In the first experiment, the researchers studied the most classic tenet of free will — the notion that one's actions cannot be determined in advance. Fifty college students were asked the rate on a scale of one to seven how predictable they thought certain past and future decisions in their lives and those of their roommates were, such as their choice of major in college or their ultimate career path. On average, the participants viewed their own pasts and futures as less predictable than their roommates by about one point on that scale.

"By the standards of psychological research, this is a large effect," Pronin said.

In the second and third experiments, 28 restaurant workers and 50 students were asked how many choices they thought were available in their futures and those of peers. The volunteers generally thought they had more pathways open to them, good and bad.

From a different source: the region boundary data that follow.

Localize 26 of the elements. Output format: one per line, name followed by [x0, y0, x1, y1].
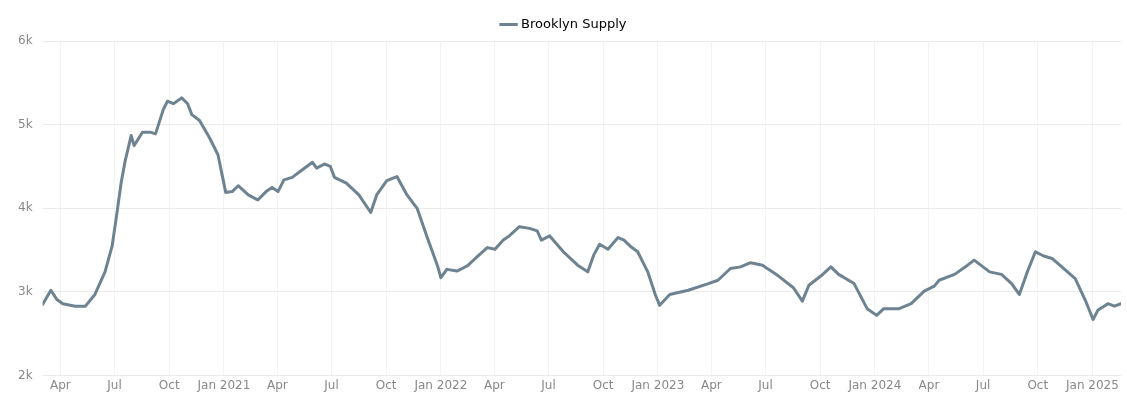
y-tick-label: 5k: [17, 116, 33, 131]
x-tick-label: Jul: [323, 377, 339, 392]
y-tick-label: 3k: [17, 284, 33, 299]
x-tick-label: Apr: [484, 377, 505, 392]
x-tick-label: Apr: [918, 377, 940, 392]
y-tick-label: 6k: [17, 33, 33, 48]
x-tick-label: Jan 2022: [413, 377, 468, 392]
legend-label: Brooklyn Supply: [521, 15, 627, 31]
x-tick-label: Jan 2021: [196, 377, 251, 392]
x-tick-label: Oct: [158, 377, 180, 392]
y-tick-label: 2k: [17, 367, 33, 382]
x-tick-label: Oct: [1027, 377, 1049, 392]
x-tick-label: Apr: [50, 377, 71, 392]
x-tick-label: Jul: [974, 377, 991, 392]
x-tick-label: Oct: [809, 377, 831, 392]
x-tick-label: Oct: [375, 377, 397, 392]
x-tick-label: Jul: [106, 377, 122, 392]
y-tick-label: 4k: [17, 200, 33, 215]
x-tick-label: Jan 2025: [1065, 377, 1119, 392]
x-tick-label: Jul: [540, 377, 556, 392]
x-tick-label: Apr: [267, 377, 288, 392]
x-tick-label: Jul: [757, 377, 773, 392]
x-tick-label: Jan 2024: [847, 377, 902, 392]
x-tick-label: Apr: [701, 377, 722, 392]
x-tick-label: Oct: [592, 377, 614, 392]
x-tick-label: Jan 2023: [630, 377, 685, 392]
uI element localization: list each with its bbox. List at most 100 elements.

In the last experiment, 58 students created models predicting their own behavior and those of a roommate on a Saturday night or after finishing college that indicated how important personality, history, circumstances, intentions and desires were for outcomes. The volunteers saw their own future actions as most strongly driven by their intentions and desires instead of being predetermined by personality, history, or circumstances. In contrast, they viewed personality as the strongest predictor of their roommates' behavior.

"People have been debating about the existence of free will for ages," Pronin said. "Our research suggests one reason why this debate is so persistent -- people seem to have two views of free will. One view is when they look inwards and are convinced of their own free will; the other view is when they look outwards, at others, and are convinced that those others' actions could have been predicted in advance."

"This work is a terrific advance," said research psychologist Roy Baumeister at Florida State University in Tallahassee, who did not take part in this study. "Most debates about free will take an all-or-nothing form -- either everyone has it all the time, or nobody ever does."

As to why such a difference might have evolved, "when thinking about ourselves, it may be adaptive to believe that we can control what happens to us, and that belief requires thinking that we have free will," Pronin suggested. "When thinking about others, it may be adaptive to recognize the predictability in others' actions so that we can be prepared accordingly."

The scientists are intrigued by the consequences of these differing views on free will, as well as how they might vary across lifespan and different cultures.

"How does it impact beliefs about personal responsibility and guilt?" Pronin asked. "Are people likely to spend more time kicking themselves about things that went wrong in their past because they think they could have controlled those things, even though they wouldn't think this in the case of others?"